Wednesday, May 22, 2024

Neuroengineers hack fruit fly brain and remotely control its movements

A research team led by Rice University neuroengineers has created wireless technology to remotely activate specific brain circuits in fruit flies in under one second.

The team – an assemblage of experts in genetic engineering, nanotechnology, and electrical engineering – used magnetic signals to activate targeted neurons that controlled the body position of freely moving fruit flies in an enclosure.

The researchers first created genetically modified flies bred to express a special heat-sensitive ion channel in neurons that cause flies to partially spread their wings, a common mating gesture. They then injected magnetic nanoparticles that could be heated with an applied magnetic field.

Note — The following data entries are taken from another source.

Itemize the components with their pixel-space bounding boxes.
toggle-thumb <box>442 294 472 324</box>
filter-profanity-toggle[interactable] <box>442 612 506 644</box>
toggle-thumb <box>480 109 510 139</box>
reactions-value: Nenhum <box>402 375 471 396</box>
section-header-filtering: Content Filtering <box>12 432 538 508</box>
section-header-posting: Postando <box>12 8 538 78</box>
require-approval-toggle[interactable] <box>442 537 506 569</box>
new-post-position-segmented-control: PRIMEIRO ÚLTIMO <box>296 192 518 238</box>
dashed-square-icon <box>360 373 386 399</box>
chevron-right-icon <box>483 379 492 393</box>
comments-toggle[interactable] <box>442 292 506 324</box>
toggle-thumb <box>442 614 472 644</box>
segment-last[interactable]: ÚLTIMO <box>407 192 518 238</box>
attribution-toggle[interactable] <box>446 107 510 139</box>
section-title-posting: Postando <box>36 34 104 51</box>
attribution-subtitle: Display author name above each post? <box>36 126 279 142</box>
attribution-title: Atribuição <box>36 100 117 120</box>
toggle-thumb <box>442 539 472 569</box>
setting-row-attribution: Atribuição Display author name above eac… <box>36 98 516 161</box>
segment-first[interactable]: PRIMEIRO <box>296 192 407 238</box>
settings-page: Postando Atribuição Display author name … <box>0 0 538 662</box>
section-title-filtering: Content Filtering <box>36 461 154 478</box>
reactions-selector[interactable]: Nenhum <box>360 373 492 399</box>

When researchers activated a magnetic field in the flies’ enclosure, the nanoparticles converted magnetic energy to heat, firing the channels and activating the neurons. An overhead camera filmed flies as they roamed freely during experiments, and a visual analysis showed flies with the genetic modifications assumed the wing-spread posture within approximately half a second of receiving the magnetic signal.

Researchers developed a magnetic technology to wirelessly control neural circuits in fruit flies.
Researchers developed a magnetic technology to wirelessly control neural circuits in fruit flies. Credit: C. Sebesta and J. Robinson/Rice University

“To study the brain or to treat neurological disorders, the scientific community is searching for tools that are both incredibly precise, but also minimally invasive,” said the study author Jacob Robinson, an associate professor in electrical and computer engineering at Rice and a member of Rice’s Neuroengineering Initiative. “Remote control of select neural circuits with magnetic fields is somewhat of a holy grail for neurotechnologies. Our work takes an important step toward that goal because it increases the speed of remote magnetic control, making it closer to the natural speed of the brain.”

He said the new technology activates neural circuits about 50 times faster than the best previously demonstrated technology for magnetic stimulation of genetically defined neurons.

Researchers are hopeful that the ability to activate genetically targeted cells at precise times could be a powerful tool for studying human brain function, treating neurological diseases, and developing direct brain-machine communication technology.

Robinson is a principal investigator for the US military‘s DARPA-funded project MOANA (magnetic, optical, and acoustic neural access), which aims to develop headset technology for nonsurgical, wireless, brain-to-brain communication. If all goes to plan, the MOANA headsets will both read (decode) neural activity in one person’s visual cortex and write (encode) that activity in another person’s brain. However, Robinson says the goal is still a long way off.

“The long-term goal of this work is to create methods for activating specific regions of the brain in humans for therapeutic purposes without ever having to perform surgery,” Robinson said. “To get to the natural precision of the brain, we probably need to get a response down to a few hundredths of a second. So there is still a ways to go.”